Active Recovery Day
Freedom WOD Classes
Warm Up:10 Mins
1500m Row at a 2:15-2:30 pace (you should be able to hold a conversation while rowing)
Run Alternative 1200 m Run at a 2:15-2:30 pace (you should be able to hold a conversation while rowing)
Skills: 5 mins
Turkish Get Up
Home WOD: 14 Min
5 Rounds
2 Mins AMRAP
50 Double Unders
25 M Shuttle Sprint (5m out and back, 10m out and back, 15m out and back, 20m out and back, 25m out and back)

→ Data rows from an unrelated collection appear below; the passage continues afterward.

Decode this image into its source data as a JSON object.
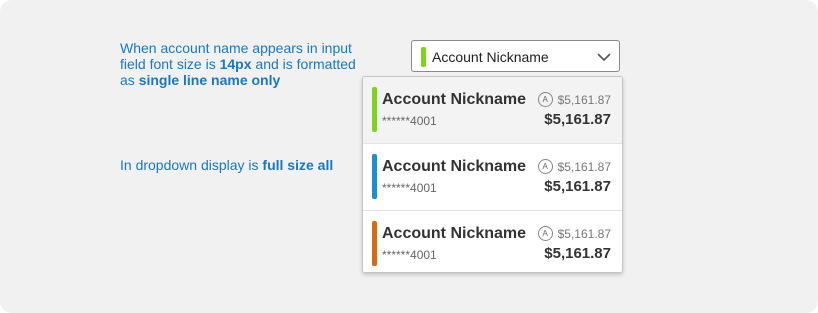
{
  "notes": {
    "note1_prefix": "When account name appears in input field font size is ",
    "note1_bold1": "14px",
    "note1_middle": " and is formatted as ",
    "note1_bold2": "single line name only",
    "note2_prefix": "In dropdown display is ",
    "note2_bold": "full size all"
  },
  "select": {
    "label": "Account Nickname",
    "color": "#7ed321",
    "icon": "chevron-down-icon"
  },
  "options": [
    {
      "name": "Account Nickname",
      "masked": "******4001",
      "available_icon": "A",
      "available": "$5,161.87",
      "balance": "$5,161.87",
      "color": "#7ed321",
      "selected": true
    },
    {
      "name": "Account Nickname",
      "masked": "******4001",
      "available_icon": "A",
      "available": "$5,161.87",
      "balance": "$5,161.87",
      "color": "#1b8fd0",
      "selected": false
    },
    {
      "name": "Account Nickname",
      "masked": "******4001",
      "available_icon": "A",
      "available": "$5,161.87",
      "balance": "$5,161.87",
      "color": "#d96b12",
      "selected": false
    }
  ]
}
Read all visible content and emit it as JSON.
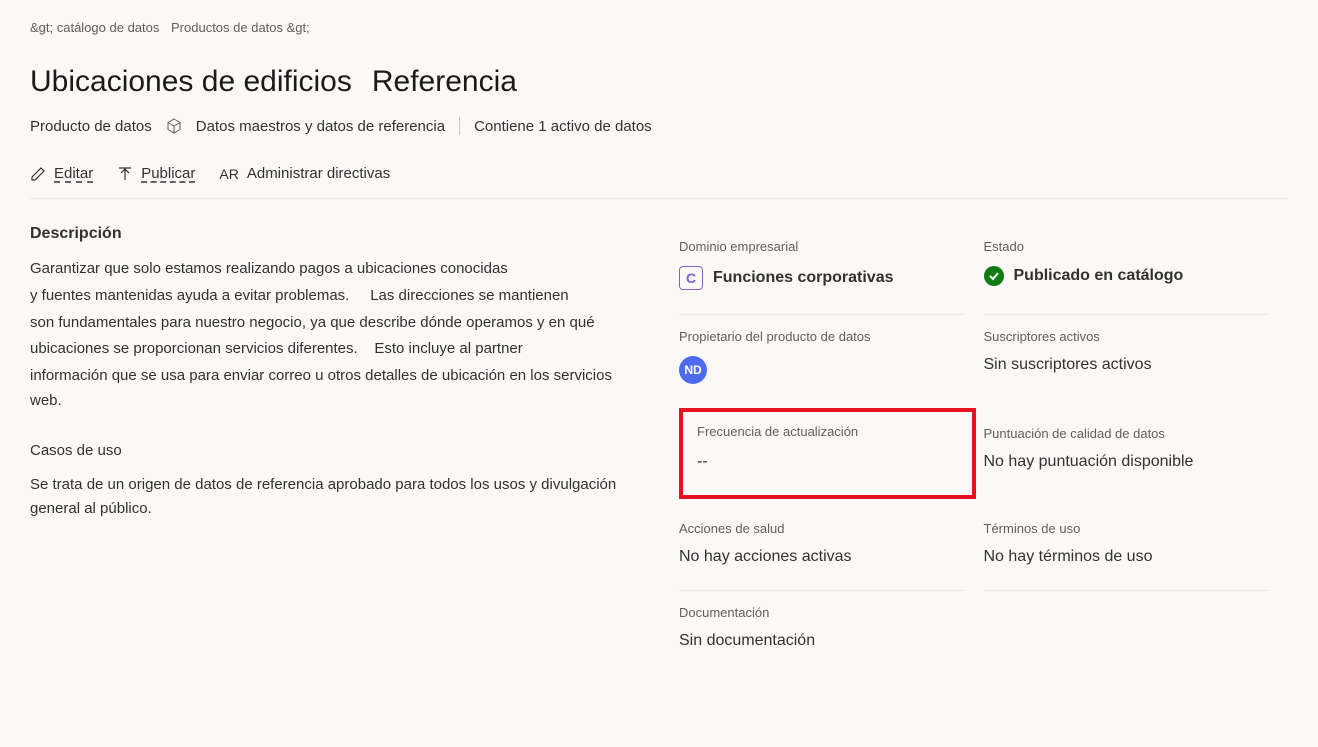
{
  "breadcrumb": {
    "part1": "&gt; catálogo de datos",
    "part2": "Productos de datos &gt;"
  },
  "header": {
    "title": "Ubicaciones de edificios",
    "subtitle": "Referencia",
    "type_label": "Producto de datos",
    "category": "Datos maestros y datos de referencia",
    "asset_count": "Contiene 1 activo de datos"
  },
  "actions": {
    "edit": "Editar",
    "publish": "Publicar",
    "ar_badge": "AR",
    "manage_policies": "Administrar directivas"
  },
  "description": {
    "label": "Descripción",
    "line1": "Garantizar que solo estamos realizando pagos a ubicaciones conocidas",
    "line2a": "y fuentes mantenidas ayuda a evitar problemas.",
    "line2b": "Las direcciones se mantienen",
    "line3": "son fundamentales para nuestro negocio, ya que describe dónde operamos y en qué",
    "line4a": "ubicaciones se proporcionan servicios diferentes.",
    "line4b": "Esto incluye al partner",
    "line5": "información que se usa para enviar correo u otros detalles de ubicación en los servicios web."
  },
  "use_cases": {
    "label": "Casos de uso",
    "text": "Se trata de un origen de datos de referencia aprobado para todos los usos y divulgación general al público."
  },
  "info": {
    "domain": {
      "label": "Dominio empresarial",
      "badge": "C",
      "value": "Funciones corporativas"
    },
    "status": {
      "label": "Estado",
      "value": "Publicado en catálogo"
    },
    "owner": {
      "label": "Propietario del producto de datos",
      "initials": "ND"
    },
    "subscribers": {
      "label": "Suscriptores activos",
      "value": "Sin suscriptores activos"
    },
    "update_freq": {
      "label": "Frecuencia de actualización",
      "value": "--"
    },
    "quality": {
      "label": "Puntuación de calidad de datos",
      "value": "No hay puntuación disponible"
    },
    "health": {
      "label": "Acciones de salud",
      "value": "No hay acciones activas"
    },
    "terms": {
      "label": "Términos de uso",
      "value": "No hay términos de uso"
    },
    "docs": {
      "label": "Documentación",
      "value": "Sin documentación"
    }
  }
}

ANRAP: Alternating Turkish Get Ups 53/35
Rest 1 Min
Skills: 5 mins
Turkish Get Up
Metcon: 14 Min
5 Rounds
2 Mins AMRAP
50 Double Unders
10/8 Cal Ski Erg, Bike or Row
ANRAP: Alternating Turkish Get Ups 53/35
Rest 1 Min
Elite Competition Class
Optional Active Recovery
Not For Time
5k Run
2k Row
100 Burpees
Performance Power Training
Thursday, May 21st, 2020
Jet Fuel:
Jump Rope For 1 minute
Arm Swings/Circles
2x Hang from pullup bar with chinnup grip for 30 seconds
3x
:20 Handstand
8 Lateral raise, front raise, rear delt fly
-then
Mash upper body
Major, Lift: Red: Shoulder Press
-then 2xmax reps @80% of the heaviest set of the day
Wht/Blu: Shoulder Press
10-8-6-4-2
*Max effort on each set, rest as needed between sets
-then
Max shoulder press in one minute @80% of 10rep weight
GainCity:
3xMax reps pullups (strict)
*Scale to get 10ish first try. Bands ok. Negative with slow lower, better.
3x50m KB Overhead Carry AHAP
*KB in each hand, locked out overhead
3xSuperset
12 dB Curls AHAP
12 DB Skull Crusher AHAP
12 DB Lateral Raises
Afterburner:
10 min EMOM:
10 Pullups (kip ok)
20 Cal Bike
*Alternate minutes. First minute pullups, 2nd minute, bike. 20 cal bike is nasty. Almost no one will be able to hold this number. Scale as needed to get 30 seconds rest before the next minute.